Kevin sighed out through his nose, realizing he’d said too much once again.  “Speak to the Sarge.  Tomorrow.  Till then, stay outta our business.”

Leaving their door open he turned and walked away down the hall, his boots thumping a rhythm on the wooden floor.

She looked up at Jon, her mouth open but unable to find the words.  Three.  That’s why there had been three people in her vision.  She hadn’t called up just Lindsay.  She’d called all three of the people who had fallen victim to the poison.

“We’d better figure this out soon,” he said to her, closing the door before coming over to reach for her hands and help her stand up.  “Alec Beaudoin survived.  When whoever did this realizes the attack on Alec failed, they might just try again.”

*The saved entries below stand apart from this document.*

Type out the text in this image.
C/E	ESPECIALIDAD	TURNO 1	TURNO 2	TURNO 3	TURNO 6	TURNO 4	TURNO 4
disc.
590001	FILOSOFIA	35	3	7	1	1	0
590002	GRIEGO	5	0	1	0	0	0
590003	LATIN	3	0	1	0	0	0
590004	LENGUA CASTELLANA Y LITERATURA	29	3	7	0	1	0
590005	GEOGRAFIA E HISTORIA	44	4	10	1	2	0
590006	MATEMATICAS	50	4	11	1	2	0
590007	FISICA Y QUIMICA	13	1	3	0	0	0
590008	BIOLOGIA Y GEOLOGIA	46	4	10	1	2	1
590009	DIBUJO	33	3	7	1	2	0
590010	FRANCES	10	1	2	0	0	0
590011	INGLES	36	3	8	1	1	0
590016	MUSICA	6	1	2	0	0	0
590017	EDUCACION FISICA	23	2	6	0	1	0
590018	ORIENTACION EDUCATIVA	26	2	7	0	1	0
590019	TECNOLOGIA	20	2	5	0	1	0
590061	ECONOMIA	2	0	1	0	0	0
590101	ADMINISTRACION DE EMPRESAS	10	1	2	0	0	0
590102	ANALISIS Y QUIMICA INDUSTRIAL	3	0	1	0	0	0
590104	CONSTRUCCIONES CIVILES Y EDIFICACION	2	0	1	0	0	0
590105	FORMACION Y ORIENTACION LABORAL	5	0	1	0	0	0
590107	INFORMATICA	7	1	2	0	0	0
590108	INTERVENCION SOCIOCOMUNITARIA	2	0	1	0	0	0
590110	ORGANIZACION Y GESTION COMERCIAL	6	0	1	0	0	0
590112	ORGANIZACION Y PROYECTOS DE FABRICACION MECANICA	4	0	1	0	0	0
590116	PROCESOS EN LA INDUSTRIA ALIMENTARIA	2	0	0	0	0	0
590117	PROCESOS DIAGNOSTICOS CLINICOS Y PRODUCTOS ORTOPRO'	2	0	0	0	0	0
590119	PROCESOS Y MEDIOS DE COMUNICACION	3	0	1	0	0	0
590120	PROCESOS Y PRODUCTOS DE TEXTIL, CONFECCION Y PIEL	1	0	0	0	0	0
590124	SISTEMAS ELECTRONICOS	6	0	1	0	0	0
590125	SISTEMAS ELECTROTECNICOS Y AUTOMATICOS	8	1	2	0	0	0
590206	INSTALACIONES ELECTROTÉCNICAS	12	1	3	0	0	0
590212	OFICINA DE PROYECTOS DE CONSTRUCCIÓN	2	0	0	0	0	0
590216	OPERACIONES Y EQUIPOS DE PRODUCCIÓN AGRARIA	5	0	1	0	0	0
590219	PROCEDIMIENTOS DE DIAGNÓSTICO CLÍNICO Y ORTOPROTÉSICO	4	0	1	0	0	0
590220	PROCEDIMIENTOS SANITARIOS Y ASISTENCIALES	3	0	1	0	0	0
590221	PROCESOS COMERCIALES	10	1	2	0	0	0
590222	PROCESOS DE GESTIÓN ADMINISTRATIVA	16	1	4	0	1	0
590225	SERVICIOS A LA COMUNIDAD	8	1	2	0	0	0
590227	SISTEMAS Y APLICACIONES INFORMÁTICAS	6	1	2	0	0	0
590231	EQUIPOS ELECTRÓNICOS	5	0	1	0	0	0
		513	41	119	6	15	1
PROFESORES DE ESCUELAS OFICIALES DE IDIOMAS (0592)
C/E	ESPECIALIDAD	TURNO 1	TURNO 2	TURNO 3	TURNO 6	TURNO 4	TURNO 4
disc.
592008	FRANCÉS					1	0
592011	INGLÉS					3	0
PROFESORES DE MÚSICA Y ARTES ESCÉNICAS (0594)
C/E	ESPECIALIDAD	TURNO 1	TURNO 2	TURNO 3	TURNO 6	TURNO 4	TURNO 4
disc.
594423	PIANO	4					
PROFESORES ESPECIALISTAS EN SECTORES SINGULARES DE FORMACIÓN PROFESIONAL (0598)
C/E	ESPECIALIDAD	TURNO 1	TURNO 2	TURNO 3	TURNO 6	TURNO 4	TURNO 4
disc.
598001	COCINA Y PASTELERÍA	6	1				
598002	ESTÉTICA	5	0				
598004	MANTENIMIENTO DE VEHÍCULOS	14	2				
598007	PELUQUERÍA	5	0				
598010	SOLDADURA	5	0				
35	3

Darcy knew he was right.  Four victims, seemingly without any connection to each other, three of them dead.

If they didn’t do something, soon, there might just be four people showing up in her next communication.

A quiet knock at their door made her jump.  She latched on to Jon, then rolled her eyes at herself and sat down on the bed instead.  “If that’s Kevin Powers again, tell him the least he can do is bring me some water if he’s going to keep knocking on our door.”

Jon sighed, rolling his head around on his shoulders.  She knew he was tense.  Maybe later, after they had talked through what they were going to do next about the mystery, she could help him relax with a long back massage.  In the tub.

“Who is it?” Jon called out this time, rather than open the door.

“Mister Tinker, it’s me.”  Darcy recognized the voice right away.  “It’s Ellie Burlick.”